January 1, 1970 (Vol. , No. )

Michael S. Koeris

The quick answer here up front for all those fans of instant gratification: not very! That hasn’t stopped industry players like Astra-Zeneca, the Anglo-Swedish pharmaceuticals group, from looking at developing lower-cost versions of its rivals’ expensive biological medicines as soon as they go off patent.

They aren’t alone as Pfizer, Merck, and others have recently ramped up in-house biosimilar efforts as well. The action signals increasing concern that there may not be sufficient innovative new drugs in companies’ pipelines to offset existing products coming off patent over the next few years and a desire to generate alternative sources of income.

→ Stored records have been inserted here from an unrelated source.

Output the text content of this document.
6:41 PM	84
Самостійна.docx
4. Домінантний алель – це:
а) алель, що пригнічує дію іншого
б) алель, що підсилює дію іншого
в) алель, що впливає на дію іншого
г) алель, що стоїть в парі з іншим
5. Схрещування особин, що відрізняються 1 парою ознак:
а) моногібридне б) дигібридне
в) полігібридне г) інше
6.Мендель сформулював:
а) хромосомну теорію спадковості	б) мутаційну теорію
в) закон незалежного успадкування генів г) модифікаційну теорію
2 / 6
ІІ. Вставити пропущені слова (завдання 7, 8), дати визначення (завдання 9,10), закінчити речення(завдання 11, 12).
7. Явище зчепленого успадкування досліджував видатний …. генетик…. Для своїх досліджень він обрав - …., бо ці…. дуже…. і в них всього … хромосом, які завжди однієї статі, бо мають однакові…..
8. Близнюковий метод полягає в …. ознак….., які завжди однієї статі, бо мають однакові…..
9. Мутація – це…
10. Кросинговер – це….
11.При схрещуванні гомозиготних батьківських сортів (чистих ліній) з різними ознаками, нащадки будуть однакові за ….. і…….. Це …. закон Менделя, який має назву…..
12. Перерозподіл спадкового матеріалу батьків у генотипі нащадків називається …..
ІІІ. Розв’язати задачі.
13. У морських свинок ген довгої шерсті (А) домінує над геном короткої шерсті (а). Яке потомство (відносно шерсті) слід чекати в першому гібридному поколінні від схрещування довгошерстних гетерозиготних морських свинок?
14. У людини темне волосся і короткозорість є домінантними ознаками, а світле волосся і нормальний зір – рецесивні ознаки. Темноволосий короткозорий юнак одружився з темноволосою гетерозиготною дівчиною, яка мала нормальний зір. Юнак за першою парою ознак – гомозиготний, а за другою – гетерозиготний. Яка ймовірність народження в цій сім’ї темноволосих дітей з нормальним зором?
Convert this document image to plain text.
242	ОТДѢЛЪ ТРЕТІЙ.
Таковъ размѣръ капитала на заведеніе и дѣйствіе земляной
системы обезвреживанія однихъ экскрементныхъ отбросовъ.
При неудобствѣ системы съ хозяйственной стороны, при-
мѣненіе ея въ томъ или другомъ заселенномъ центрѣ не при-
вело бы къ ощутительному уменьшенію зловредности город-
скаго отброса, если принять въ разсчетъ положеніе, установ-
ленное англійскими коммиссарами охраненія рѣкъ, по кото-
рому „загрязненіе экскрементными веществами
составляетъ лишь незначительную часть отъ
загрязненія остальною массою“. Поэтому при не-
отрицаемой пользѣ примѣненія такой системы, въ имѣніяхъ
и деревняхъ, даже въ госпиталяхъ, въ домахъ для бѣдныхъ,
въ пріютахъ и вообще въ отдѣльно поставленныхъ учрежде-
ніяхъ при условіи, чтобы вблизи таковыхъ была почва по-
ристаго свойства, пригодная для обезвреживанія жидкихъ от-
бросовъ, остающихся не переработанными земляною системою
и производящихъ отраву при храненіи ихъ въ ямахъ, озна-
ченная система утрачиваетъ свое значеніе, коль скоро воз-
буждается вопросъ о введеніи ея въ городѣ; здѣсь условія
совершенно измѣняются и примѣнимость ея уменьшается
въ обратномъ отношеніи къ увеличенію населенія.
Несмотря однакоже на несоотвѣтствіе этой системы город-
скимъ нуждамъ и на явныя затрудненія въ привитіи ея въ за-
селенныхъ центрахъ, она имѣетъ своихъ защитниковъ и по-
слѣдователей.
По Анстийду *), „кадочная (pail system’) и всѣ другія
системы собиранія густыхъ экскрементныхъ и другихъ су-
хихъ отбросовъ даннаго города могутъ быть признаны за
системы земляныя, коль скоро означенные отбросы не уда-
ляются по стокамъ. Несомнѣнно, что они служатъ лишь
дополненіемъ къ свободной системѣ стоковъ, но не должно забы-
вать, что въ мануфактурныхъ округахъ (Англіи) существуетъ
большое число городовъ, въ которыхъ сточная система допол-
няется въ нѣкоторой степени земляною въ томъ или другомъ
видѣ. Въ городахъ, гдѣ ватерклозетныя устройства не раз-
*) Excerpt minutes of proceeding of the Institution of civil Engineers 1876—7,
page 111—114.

Why is it that for something that on the face of it seems remarkably similar to the widely accepted small molecule generics, biosimilars are faced with fresh questions, doubt, and in the end uncertain, different, as well as changing regulation?

To figure that out we must look back in time a little (not too long though) and also recall what makes biosimilars similar (pardon the pun) to generic small molecule drugs and what makes them different. Biosimilars are generic versions of biotechnology products —great so they are the same! Hold on, not so fast. They are made in living organisms, and manufacturing processes are kept a trade secret, so the argument du jour is that generic versions of biologics cannot be identical to their reference products. Ah hah, we see now that therefore, they cannot be true generics and need to be treated differently from generics of small molecule drugs, again the argument from the lobby opposing the biosimilars.

But then again isn’t all manufacturing for biologicals inherently nonreplicable, even between manufacturing places? It’s the old argument for replicability in manufacturing that is terribly important. So the argument really boils down to the manufacturing process for these biologicals that have to be cultured in live cells, extracted, processed, purified, and so on.

I for one can see it both ways, which of course explains why this is complicated. So simply put, an abbreviated, expedited approval process for biosimilars is, in my opinion, desirable.

Now (as promised) for the legal stuff: In 2004 the European Commission adopted a new directive laying out the legal ground for the approval of biosimilars. With more than five biosimilars approved to date, Europe is clearly leading the way in biosimilars.

In the U.S., political issues and the tug of war between innovators and generic companies have delayed the formulation of legislation regarding approval of biosimilars, and the FDA has been reluctant to issue any guidance. However, increasing expenditure on biologics (both by Medicare and private insurers) has spurred lawmakers into action.

In the first half of 2007, three different bills have been proposed for the approval of biosimilars of biologics approved under the Biologic License Application (BLA). Two that have caused little stir are The Access to Life-Saving Medicine Act (introduced into Congress by Representative Waxman and into the Senate by Senator Schumer) and the Patent Protection and Innovative Biologic Medicine Act (Rep. Inslee).

These bills have not gone very far unfortunately because the two cancel each other out. The Waxman-Schumer bill is heavily pro-biosimilar, and the Inslee bill is heavily weighted toward innovators; i.e., patent protection.

There is a compromise that has been reached by both parties, but the proposed bill has been heavily criticized, and strong lobbying efforts are under way since June 2007 by both the pro-patent as well as the pro-biosimilar lobbies. One can hope that a reasonable solution will be worked out.